By Howard Levitt and Kathryn Marshall
Employees don’t have the same statutory whistleblower protections that public sector employees enjoy
A CSIS whistleblower recently came forward with explosive allegations of Chinese interference in Canadian democracy. There is an inquiry currently unfolding on Parliament Hill with a host of political staffers scheduled to testify. This could be the tip of the iceberg or a nothing burger. But what is clear is that whistleblowers can have a massive impact and set off a domino effect.
In the employment law context, we often see whistleblowing.
But there can be a misconception as to what makes one a whistleblower. A disgruntled person with an axe to grind and nefarious motivations to humiliate their employer is not a whistleblower. Sometimes people erroneously label themselves as whistleblowers, but their motivations are entirely dishonest and self-interested. They are simply seeking to extort their employer, not cure underlying ills.
What does it mean to be a genuine whistleblower?
It is an individual, usually an employee of a government agency or private corporation, who sheds light on wrongdoing. Often this wrongdoing will involve illegal, fraudulent or corrupt activity.
Often the whistleblowing is achieved by bringing the information to the public’s attention or reporting it to a higher authority, such as an anonymous tip line, an ombudsperson or in the case of the CSIS information — a newspaper.
Whistleblowing can be done anonymously or in the open. And of course, there are various degrees of whistleblowing. Sometimes the information can be serious and trigger a criminal investigation. Other times it is more mundane.
What whistleblowers often fear is not the act of stepping forward, but the repercussions and retaliation that can follow.
While there are legislated protections for whistleblowers in Canada in the public service, the practical reality is that people may still face severe consequences for exposing information.
Often the employer or institution will engage an investigator, a move that generally has more to do with killing the story and learning what evidence the employee has prior to taking a position in any litigation, then finding out what really happened.
It is often a trap for the employee coming forward with the complaint and, when acting for executives who are whistleblowers, we virtually never permit them to participate in an investigation where the employer gets effectively a free deposition of the employee without a reciprocal investigation or deposition of the employer. Remember, the investigator is paid by the employer and, especially external ones, are anxious to please that employer and obtain further lucrative assignments. And in the realm of legal work, few jobs pay as well for as little expertise as investigations.

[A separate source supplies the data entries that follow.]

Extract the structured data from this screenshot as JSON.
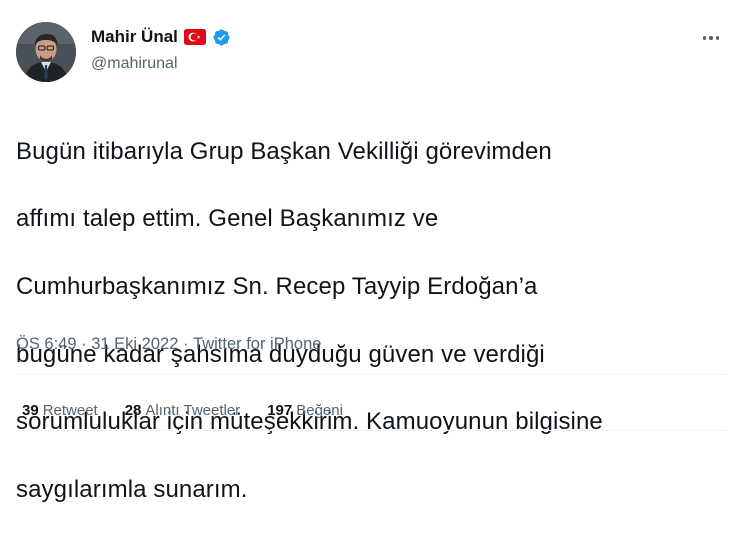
{
  "author": {
    "display_name": "Mahir Ünal",
    "handle": "@mahirunal",
    "flag": "turkey-flag",
    "verified": "verified-badge-icon"
  },
  "tweet": {
    "text_lines": [
      "Bugün itibarıyla Grup Başkan Vekilliği görevimden",
      "affımı talep ettim. Genel Başkanımız ve",
      "Cumhurbaşkanımız Sn. Recep Tayyip Erdoğan’a",
      "bugüne kadar  şahsıma duyduğu güven ve verdiği",
      "sorumluluklar için müteşekkirim. Kamuoyunun bilgisine",
      "saygılarımla sunarım."
    ],
    "time": "ÖS 6:49",
    "separator": " · ",
    "date": "31 Eki 2022",
    "source": "Twitter for iPhone"
  },
  "stats": {
    "retweets": {
      "count": "39",
      "label": "Retweet"
    },
    "quotes": {
      "count": "28",
      "label": "Alıntı Tweetler"
    },
    "likes": {
      "count": "197",
      "label": "Beğeni"
    }
  },
  "colors": {
    "text": "#0f1419",
    "secondary": "#536471",
    "verified": "#1d9bf0",
    "flag_red": "#e30a17"
  }
}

The product of those investigations can be problematic, too. In one recent case, a medical resident who sued for defamation over the contents of an investigations, which portrayed her in a negative light, lost her case because the court found that there was no basis for a defamation suit. This is because the court determined that an investigation report is in the public interest and therefore there is a privilege attached to such reports, making it more difficult to sue for libel. The fact that she had publicized her complaint in the press factored into the decision, with the court finding that it took the matter from the private realm to the public.
While there are some statutory protections for whistleblowers — especially in the public service — there is nothing to protect them from the real consequences of coming forward. Things like social stigma and being made into a pariah.
The legal landscape for whistleblowers in Canada is still murky for private sector employees.
Employees are protected at common law from retaliation and bad faith conduct, if proved in court, but they don’t have the same statutory whistleblower protections that public sector employees enjoy.